The effort is part of Maryland's push for clean energy under the new administration of Gov. Wes Moore, which in March raised its goal for offshore wind energy to 8.5 MW from about 2 GW by 2031.  “As a former transportation engineer, I know that comprehensive transportation projects are those that are equitable, accessible, and help us meet our climate goals,” said Lt. Gov. Aruna Miller. “The clean energy bus depot in Montgomery County checks all those boxes and will ... to make Maryland a leader in transportation access and clean energy technology.”


Schneider Electric and Carlyle Group JV

Boston-based AlphaStruxure is an energy-as-a-service joint venture of Schneider Electric and equity investor The Carlyle Group Inc. The company has a public-private partnership agreement with the county to design, build, finance and maintain the facility. The county will pay AlphaStruxure a fixed commodity rate over 25 years with performance guarantees, according to County Executive Marc Elrich. A spokesperson for AlphaStruxure declined to share expected project costs. 

Construction is set to start later this year and county officials expect the facility will begin operating in 2025. Macias says the developers have selected a construction team, but have not yet finalized the contracts and declined to name contractors. 

AlphaStruxure says the facility, which will use onsite solar generation and green hydrogen production to power buses, is the first of its kind on the East Coast. A similar project was built by the SunLine Transit Agency in California’s Coachella Valley between 2017 and 2020. That facility can produce 900 kg of hydrogen to power 17 fuel cell buses, according to a California Air Resources Board report, but does not have its own onsite power generation. The Champaign-Urbana Mass Transit District in Illinois also uses its own electrolyzer to power fuel cell buses, but relies on offsite solar. 

Brookville_depot_ENRweb.jpgAlphaStruxure completed another bus depot with onsite solar for Montgomery County last year.
Image courtesy of AlphaStruxure

 

County officials have set a goal to cut carbon emissions from public transportation by 80% by 2027 and reach zero carbon emissions by 2035, according to Elrich. He said this facility would advance that goal, while also delivering resilience during storms and power outages. It is designed to be able to run indefinitely in “island mode” with solar power and battery storage.

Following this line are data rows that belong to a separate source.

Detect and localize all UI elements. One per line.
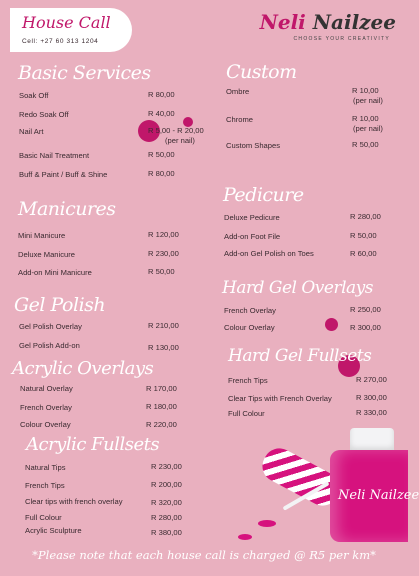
item-name: French Overlay xyxy=(224,306,276,315)
item-name: Custom Shapes xyxy=(226,141,281,150)
item-name: French Tips xyxy=(228,376,268,385)
item-name: Natural Overlay xyxy=(20,384,73,393)
item-price: R 50,00 xyxy=(148,267,175,276)
item-price: R 170,00 xyxy=(146,384,177,393)
item-price: R 50,00 xyxy=(148,150,175,159)
item-name: Deluxe Pedicure xyxy=(224,213,280,222)
section-title-acrylic-fullsets: Acrylic Fullsets xyxy=(26,434,160,455)
item-price: R 230,00 xyxy=(148,249,179,258)
nail-polish-bottle-illustration xyxy=(250,420,419,550)
item-price: R 300,00 xyxy=(356,393,387,402)
item-name: Deluxe Manicure xyxy=(18,250,75,259)
item-name: Buff & Paint / Buff & Shine xyxy=(19,170,108,179)
item-price: R 300,00 xyxy=(350,323,381,332)
item-price: R 180,00 xyxy=(146,402,177,411)
section-title-acrylic-overlays: Acrylic Overlays xyxy=(12,358,154,379)
item-price: R 280,00 xyxy=(151,513,182,522)
cell-number: Cell: +27 60 313 1204 xyxy=(22,38,99,45)
brand-logo xyxy=(260,10,396,42)
item-note: (per nail) xyxy=(165,136,195,145)
item-price: R 120,00 xyxy=(148,230,179,239)
item-price: R 80,00 xyxy=(148,90,175,99)
item-name: Chrome xyxy=(226,115,254,124)
item-name: Add-on Gel Polish on Toes xyxy=(224,249,314,258)
bottle-label: Neli Nailzee xyxy=(338,488,419,503)
item-name: Clear Tips with French Overlay xyxy=(228,394,332,403)
item-name: Mini Manicure xyxy=(18,231,66,240)
polish-drip xyxy=(258,520,276,527)
section-title-custom: Custom xyxy=(226,61,297,83)
item-note: (per nail) xyxy=(353,124,383,133)
item-price: R 80,00 xyxy=(148,169,175,178)
section-title-basic: Basic Services xyxy=(18,62,151,84)
item-note: (per nail) xyxy=(353,96,383,105)
section-title-hard-gel-fullsets: Hard Gel Fullsets xyxy=(228,346,372,366)
item-name: Gel Polish Overlay xyxy=(19,322,82,331)
item-name: Redo Soak Off xyxy=(19,110,69,119)
item-price: R 220,00 xyxy=(146,420,177,429)
brand-tagline: CHOOSE YOUR CREATIVITY xyxy=(293,36,390,42)
house-call-title: House Call xyxy=(22,13,111,32)
item-name: Add-on Foot File xyxy=(224,232,281,241)
item-name: Basic Nail Treatment xyxy=(19,151,90,160)
item-name: Natural Tips xyxy=(25,463,66,472)
item-name: Nail Art xyxy=(19,127,44,136)
item-price: R 270,00 xyxy=(356,375,387,384)
item-price: R 50,00 xyxy=(352,140,379,149)
item-name: Soak Off xyxy=(19,91,49,100)
item-name: French Tips xyxy=(25,481,65,490)
item-price: R 130,00 xyxy=(148,343,179,352)
item-name: Add-on Mini Manicure xyxy=(18,268,92,277)
item-price: R 230,00 xyxy=(151,462,182,471)
section-title-hard-gel-overlays: Hard Gel Overlays xyxy=(222,278,373,298)
item-name: Full Colour xyxy=(25,513,62,522)
item-name: Acrylic Sculpture xyxy=(25,526,82,535)
polish-drip xyxy=(238,534,252,540)
section-title-manicures: Manicures xyxy=(18,198,116,220)
section-title-pedicure: Pedicure xyxy=(223,184,304,206)
item-name: Clear tips with french overlay xyxy=(25,497,123,506)
item-price: R 10,00 xyxy=(352,86,379,95)
footer-note: *Please note that each house call is charged @ R5 per km* xyxy=(32,548,376,562)
item-price: R 10,00 xyxy=(352,114,379,123)
item-name: French Overlay xyxy=(20,403,72,412)
brand-first: Neli xyxy=(259,10,306,34)
item-price: R 210,00 xyxy=(148,321,179,330)
item-name: Colour Overlay xyxy=(20,420,71,429)
decor-dot xyxy=(325,318,338,331)
item-price: R 320,00 xyxy=(151,498,182,507)
item-price: R 200,00 xyxy=(151,480,182,489)
brand-second: Nailzee xyxy=(305,10,396,34)
item-price: R 60,00 xyxy=(350,249,377,258)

Macias says the plan also calls for existing backup generators to be retained in case of an emergency.

AlphaStruxure has installed more than 350 microgrids in the U.S., according to Schneider Electric CEO Annette Clayton. 

Montgomery County previously worked with AlphaStruxure for its Brookville bus depot in Silver Spring, which features a 6.5-MW microgrid with onsite solar for charging electric buses. That facility, also delivered via a public-private arrangement, opened last fall and officials plan to have 70 electric buses based there by 2026. 

“We believe through experience that solving our energy challenges really comes down to three things: electrifying, digitizing and decarbonizing,” Clayton says. “Microgrids are key to achieving all three.”

California's Santa Clara Valley Transportation Authority also is building a 1.5-MW solar energy microgrid to power its bus fleet, working with developers Proterra and Scale Microgrid Solutions, which is set to include hydrogen as more vehicles using that fuel source are added to the fleet, according to a report in Power magazine.